I think there’s a tendency, among those of us who normally beat ourselves up, to think (in our worst moments) that we don’t actually deserve to feel any better than we feel when we feel bad.  That is, of course, ludicrous—we have just as much right to recognize our needs and feelings, and to seek true satisfaction of those needs and feelings, as anyone else does.  Take the person you love the most in this whole world—your child, your spouse, your best friend, your parent.  The goal is to treat yourself with as much kindness as you would offer that person.  And if you can’t think of anyone you normally treat with empathy because you’re someone who has been stuck in an unhappy mode of constant, harsh judgment of others and yourself, changing your inner voice to a more empathetic one can be the first step in broadening your boundaries enough to give yourself and others the breathing room to be imperfect . . . and grow.

It’s not just about weight loss, though self-empathy helps with weight loss.  It’s about finding fulfillment in life by honoring your needs.  That starts with gentle listening.

Resources

“Taking the Weight Off . . . Again” by Martha Beck (the article that got me started in offering myself empathy)
Martha Beck’s blog (If you haven’t been reading Martha Beck’s writing, it’s entirely possible that you really should be.  I started reading her in O Magazine at the ripe old age of 14, and she’s been a writer who’s had one of the largest impacts on my life.)
“The Use of Mindfulness in the Treatment of Obsessive Compulsive Disorder” by Jeffery Schwartz: This is the study that Martha Beck references in her article.  I found the study fascinating and gratifying; reading about it encouraged me to take becoming the watcher seriously.

Previous Posts in the Year of Self-Care

Intro to the Year of Self-Care
Step One: Embrace Gradual Change
Mid-Point Support for Step One
Step Two: Commit to Weekly Grocery Planning
Mid-Point Support for Step Two
Step Three: Eat Breakfast Every Morning

Tags: 26 changes: the year of self-care · weight loss

8 responses so far ↓

  • 1 Hannah Handpainted // Feb 18, 2009 at 8:42 pm

    Excellent post as usual, Sally…

  • 2 Healthy Amelia // Feb 19, 2009 at 2:13 pm

    Thanks Sally! This is something I definitely need to work on.

  • 3 Cheryl // Feb 20, 2009 at 7:19 am

    Great advice!

  • 4 Meg Wolff // Feb 20, 2009 at 11:16 am

    Sally,
    That’s so cool that Martha Beck had such an impact on your life, mine too. Her books are my favorites. If you’ve never heard her audio tape (or CD) How I Left The Saints And Found My Faith, you have to get it through the library. I gained much courage from reading about her experiences.

  • 5 jack-sprat.net » Blog Archive » Happy Endings // Feb 21, 2009 at 7:06 pm

    […] Just coming back in to provide this link to a great blog I read today on the topic of forgiveness (or as Sally calls it “self […]

    [WORDPRESS HASHCASH] The comment’s actual post text did not contain your blog url (http://aprovechar.danandsally.com/?p=638) and so is spam.

  • 6 Amber O'Neill // Feb 24, 2009 at 10:13 am

    Thanks for this article. It was…what I needed today. Remembering that compassion and empathy toward myself is the most important part of this entire process. It is very liberating. I feel lighter when I do this, and that FEELING light has to come before physically being lighter. Thanks!

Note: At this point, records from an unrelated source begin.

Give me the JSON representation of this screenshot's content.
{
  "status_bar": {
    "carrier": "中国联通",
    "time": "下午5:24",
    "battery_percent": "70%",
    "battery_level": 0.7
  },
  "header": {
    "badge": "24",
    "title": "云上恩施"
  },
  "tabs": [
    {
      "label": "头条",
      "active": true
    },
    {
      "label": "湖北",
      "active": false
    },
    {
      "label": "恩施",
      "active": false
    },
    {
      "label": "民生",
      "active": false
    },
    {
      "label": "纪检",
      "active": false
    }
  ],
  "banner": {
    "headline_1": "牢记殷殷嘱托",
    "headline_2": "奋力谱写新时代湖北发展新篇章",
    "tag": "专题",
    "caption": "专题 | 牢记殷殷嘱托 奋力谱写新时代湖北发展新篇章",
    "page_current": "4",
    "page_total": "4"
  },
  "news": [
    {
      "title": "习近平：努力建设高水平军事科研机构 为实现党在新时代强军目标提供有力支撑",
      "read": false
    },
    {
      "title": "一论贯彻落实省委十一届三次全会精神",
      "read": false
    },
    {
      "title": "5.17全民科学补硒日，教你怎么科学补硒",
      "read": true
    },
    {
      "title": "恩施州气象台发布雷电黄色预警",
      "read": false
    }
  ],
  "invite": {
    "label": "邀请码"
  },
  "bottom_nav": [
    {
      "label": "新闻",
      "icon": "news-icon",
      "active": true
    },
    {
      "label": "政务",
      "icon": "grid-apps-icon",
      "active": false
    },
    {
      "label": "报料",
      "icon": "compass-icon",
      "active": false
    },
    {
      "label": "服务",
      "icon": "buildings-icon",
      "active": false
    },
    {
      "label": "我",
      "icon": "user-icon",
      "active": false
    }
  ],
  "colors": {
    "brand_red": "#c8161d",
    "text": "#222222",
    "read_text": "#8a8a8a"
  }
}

  • 7 kitchendoor // Feb 26, 2009 at 7:19 am

    Thanks so much for this, Sally. I think many of us–women especially–go straight to self-flagellation whenever we don’t live up to the standards we set for ourselves. I can’t tell you the number of times I’ve fallen into bed so irritated or grossed out with myself because I didn’t cross of the last couple of items on my (ridiculously, unrealistically long) to do-list, or because I ate something I didn’t even really want. I’m going to try to be nicer to myself today.

  • 8 martha // Mar 2, 2009 at 11:49 am

    Right before I read this I was feeling anxious and stressed about a presentation that I have to prepare for a job interview (that I very much want to ace). I am stressed because I have been procrastinating and I fear doing badly on it. So, what did I do? I ate a chocolate cookie! I was still eating it when I started reading this post. Ironic, huh?
    I too need to be a watcher and establish the behaviors in the Schwartz article. This is a very powerful and timely message for me. Thank you!